El PGD carga contra la «demagogia» de Cacabelos

02 ago 2011 . Actualizado a las 06:00 h.

Tanto José Antonio Cacabelos como Fredi Bea desembarcaron en la arena política de O Grove en el año 2007. Ambos eran unos desconocidos en lo que a gestión de la cosa pública se refiere: era la primera vez que encabezaban un cartel electoral, uno el del PSOE, otro el del PG. Las urnas quisieron que los dos recién llegados tuviesen un papel protagonista en los últimos cuatro años de la historia local de O Grove, el uno como alcalde, el otro como colaborador leal.

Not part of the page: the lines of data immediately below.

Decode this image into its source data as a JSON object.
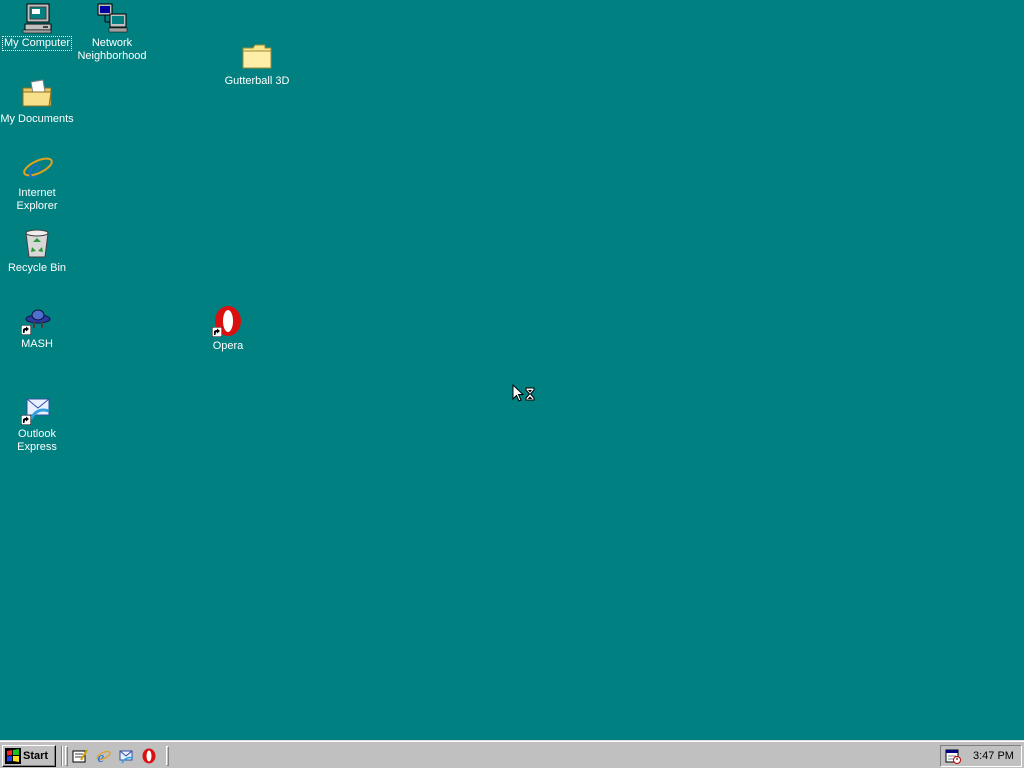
{
  "desktop": {
    "background_color": "#008080",
    "icons": [
      {
        "id": "my-computer",
        "label": "My Computer",
        "icon": "computer-icon",
        "selected": true
      },
      {
        "id": "network-neighborhood",
        "label": "Network\nNeighborhood",
        "icon": "network-icon"
      },
      {
        "id": "gutterball-3d",
        "label": "Gutterball 3D",
        "icon": "folder-icon"
      },
      {
        "id": "my-documents",
        "label": "My Documents",
        "icon": "documents-folder-icon"
      },
      {
        "id": "internet-explorer",
        "label": "Internet\nExplorer",
        "icon": "internet-explorer-icon"
      },
      {
        "id": "recycle-bin",
        "label": "Recycle Bin",
        "icon": "recycle-bin-icon"
      },
      {
        "id": "mash",
        "label": "MASH",
        "icon": "mash-icon",
        "shortcut": true
      },
      {
        "id": "opera",
        "label": "Opera",
        "icon": "opera-icon",
        "shortcut": true
      },
      {
        "id": "outlook-express",
        "label": "Outlook\nExpress",
        "icon": "outlook-express-icon",
        "shortcut": true
      }
    ],
    "cursor": "busy-cursor-icon"
  },
  "taskbar": {
    "start_label": "Start",
    "quick_launch": [
      "show-desktop-icon",
      "internet-explorer-icon",
      "outlook-express-icon",
      "opera-icon"
    ],
    "tray": {
      "icons": [
        "scheduler-icon"
      ],
      "clock": "3:47 PM"
    }
  }
}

Aquella idílica relación se deterioró hasta tal punto que, cuatro años después, Fredi Bea forma parte de un nuevo gobierno de coalición, encabezado esta vez por el PP de Miguel Pérez, y carga tintas sin contemplaciones contra el ex alcalde y la «demagoxia» que, dicen, gastó en el último pleno al acusar de falta de coherencia al PGD por apoyar la decisión del nuevo gobierno de reiniciar el trámite para el centro de día.

«Queremos deixar meridianamente claro que no pacto de goberno asinado, un dos nosos principais obxectivos é o centro de día, e imos loitar para que sexa unha realidade a maior brevidade, pero dentro da legalidade», dice un comunicado de prensa del PGD en el que se espeta a Cacabelos: «Dende a bancada socialista rumoréase que cambiamos de lugar, non dándose conta de que os que cambiaron foron eles, pois nos seguimos sendo goberno mentres eles están na oposición».

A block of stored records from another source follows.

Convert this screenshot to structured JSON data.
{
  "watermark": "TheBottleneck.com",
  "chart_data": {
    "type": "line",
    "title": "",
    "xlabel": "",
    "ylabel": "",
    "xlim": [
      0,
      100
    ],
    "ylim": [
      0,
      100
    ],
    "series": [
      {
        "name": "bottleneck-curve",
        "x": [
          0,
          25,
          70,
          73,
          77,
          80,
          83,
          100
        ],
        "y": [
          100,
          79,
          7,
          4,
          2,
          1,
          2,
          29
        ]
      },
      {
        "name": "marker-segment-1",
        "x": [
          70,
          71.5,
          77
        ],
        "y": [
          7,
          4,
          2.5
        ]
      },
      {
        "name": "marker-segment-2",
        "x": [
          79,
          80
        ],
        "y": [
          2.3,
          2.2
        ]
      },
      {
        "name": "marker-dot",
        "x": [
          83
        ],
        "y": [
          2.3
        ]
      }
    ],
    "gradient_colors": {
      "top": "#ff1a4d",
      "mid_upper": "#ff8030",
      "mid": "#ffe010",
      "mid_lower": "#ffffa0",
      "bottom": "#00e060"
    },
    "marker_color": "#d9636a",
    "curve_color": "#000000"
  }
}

Los galeguistas también reprochan a Cacabelos que «reclamase á concellería de Deportes un regulamento de usos para a zona deportiva de Terra de Porto». «Por fin o señor Cacabelos se deu conta de que unha pista deportiva debe depender de Deportes, cousa da que non se decatou mentres era o alcalde». Siendo regidor, arguye Bea García, el socialista «non se acordou do seu compañeiro de goberno para o deseño da pista, para a súa presentación, para o seu uso».

Todo aquello fue interpretado por Bea García como una «falta de respecto» a su trabajo y a la formación a la que representa. Una de las muchas que, dicen desde el PGD, jalonaron la historia de un desencuentro entre dos aliados políticos.